If you then straighten the sheet of paper again, then there will be two figures on it, which are called symmetrical relative to a given line (Fig. 128).
Two figures are called symmetrical with respect to a certain straight line if, when bending the drawing plane along this straight line, they are aligned.
The straight line with respect to which these figures are symmetrical is called their axis of symmetry.

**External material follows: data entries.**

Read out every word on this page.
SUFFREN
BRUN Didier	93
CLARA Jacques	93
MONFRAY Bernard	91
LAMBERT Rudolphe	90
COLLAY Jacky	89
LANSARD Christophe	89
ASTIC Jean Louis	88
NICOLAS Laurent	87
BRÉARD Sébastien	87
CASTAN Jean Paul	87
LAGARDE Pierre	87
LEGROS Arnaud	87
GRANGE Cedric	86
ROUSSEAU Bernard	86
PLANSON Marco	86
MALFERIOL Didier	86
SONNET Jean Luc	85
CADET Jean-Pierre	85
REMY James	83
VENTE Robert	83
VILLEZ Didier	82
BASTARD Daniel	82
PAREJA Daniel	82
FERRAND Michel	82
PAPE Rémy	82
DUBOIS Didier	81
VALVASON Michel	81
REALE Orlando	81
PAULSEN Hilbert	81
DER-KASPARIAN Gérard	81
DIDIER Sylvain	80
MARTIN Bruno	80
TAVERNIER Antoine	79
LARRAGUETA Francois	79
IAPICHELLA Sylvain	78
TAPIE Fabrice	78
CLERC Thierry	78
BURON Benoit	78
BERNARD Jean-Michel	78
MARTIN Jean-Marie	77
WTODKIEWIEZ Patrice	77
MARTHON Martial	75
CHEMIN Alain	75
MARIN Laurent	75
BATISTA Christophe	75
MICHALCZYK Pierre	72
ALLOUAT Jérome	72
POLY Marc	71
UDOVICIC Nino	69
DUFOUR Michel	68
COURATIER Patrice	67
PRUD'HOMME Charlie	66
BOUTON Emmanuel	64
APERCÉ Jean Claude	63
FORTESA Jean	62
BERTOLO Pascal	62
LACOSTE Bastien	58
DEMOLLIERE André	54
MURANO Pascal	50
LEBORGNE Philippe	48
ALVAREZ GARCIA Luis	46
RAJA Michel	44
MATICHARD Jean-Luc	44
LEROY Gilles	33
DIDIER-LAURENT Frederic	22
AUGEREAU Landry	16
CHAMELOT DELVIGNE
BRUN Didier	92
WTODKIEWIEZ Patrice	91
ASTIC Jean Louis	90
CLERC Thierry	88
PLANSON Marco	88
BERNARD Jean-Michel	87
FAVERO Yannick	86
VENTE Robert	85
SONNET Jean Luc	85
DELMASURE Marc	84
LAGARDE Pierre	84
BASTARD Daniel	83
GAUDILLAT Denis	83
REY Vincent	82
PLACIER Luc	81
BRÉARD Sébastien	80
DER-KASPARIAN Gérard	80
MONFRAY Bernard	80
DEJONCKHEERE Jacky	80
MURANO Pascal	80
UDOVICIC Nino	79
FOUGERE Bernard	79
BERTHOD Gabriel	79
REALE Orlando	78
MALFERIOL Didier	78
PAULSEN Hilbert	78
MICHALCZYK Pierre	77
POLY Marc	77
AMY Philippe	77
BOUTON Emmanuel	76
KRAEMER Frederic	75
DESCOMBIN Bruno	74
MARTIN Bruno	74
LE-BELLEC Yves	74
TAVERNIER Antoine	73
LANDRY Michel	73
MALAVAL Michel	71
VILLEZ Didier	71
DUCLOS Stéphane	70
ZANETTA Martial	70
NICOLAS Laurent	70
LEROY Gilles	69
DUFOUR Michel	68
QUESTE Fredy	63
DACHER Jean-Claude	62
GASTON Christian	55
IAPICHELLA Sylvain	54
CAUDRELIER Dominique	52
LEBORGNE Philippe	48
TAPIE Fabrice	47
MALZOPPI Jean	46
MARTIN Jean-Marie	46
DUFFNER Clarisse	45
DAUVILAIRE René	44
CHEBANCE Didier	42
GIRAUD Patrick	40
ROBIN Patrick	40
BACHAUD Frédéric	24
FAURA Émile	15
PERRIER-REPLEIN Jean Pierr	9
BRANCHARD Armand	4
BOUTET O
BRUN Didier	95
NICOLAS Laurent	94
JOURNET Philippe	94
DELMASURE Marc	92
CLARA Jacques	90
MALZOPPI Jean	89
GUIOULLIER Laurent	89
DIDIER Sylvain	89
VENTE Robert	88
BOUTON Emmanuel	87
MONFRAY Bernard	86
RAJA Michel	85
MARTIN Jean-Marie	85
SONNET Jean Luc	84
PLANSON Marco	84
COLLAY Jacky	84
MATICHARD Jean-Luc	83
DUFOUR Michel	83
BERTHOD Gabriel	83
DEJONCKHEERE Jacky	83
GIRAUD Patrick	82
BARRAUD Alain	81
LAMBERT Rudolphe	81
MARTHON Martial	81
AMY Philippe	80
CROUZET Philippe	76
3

From the definition of symmetrical figures it follows that all symmetrical figures are equal.
You can obtain symmetrical figures without using bending of the plane, but with the help of geometric construction. Let it be necessary to construct a point C" symmetrical to a given point C relative to straight line AB. Let us drop a perpendicular from point C
CD to straight line AB and as its continuation we will lay down the segment DC" = DC. If we bend the drawing plane along AB, then point C will align with point C": points C and C" are symmetrical (Fig. 129).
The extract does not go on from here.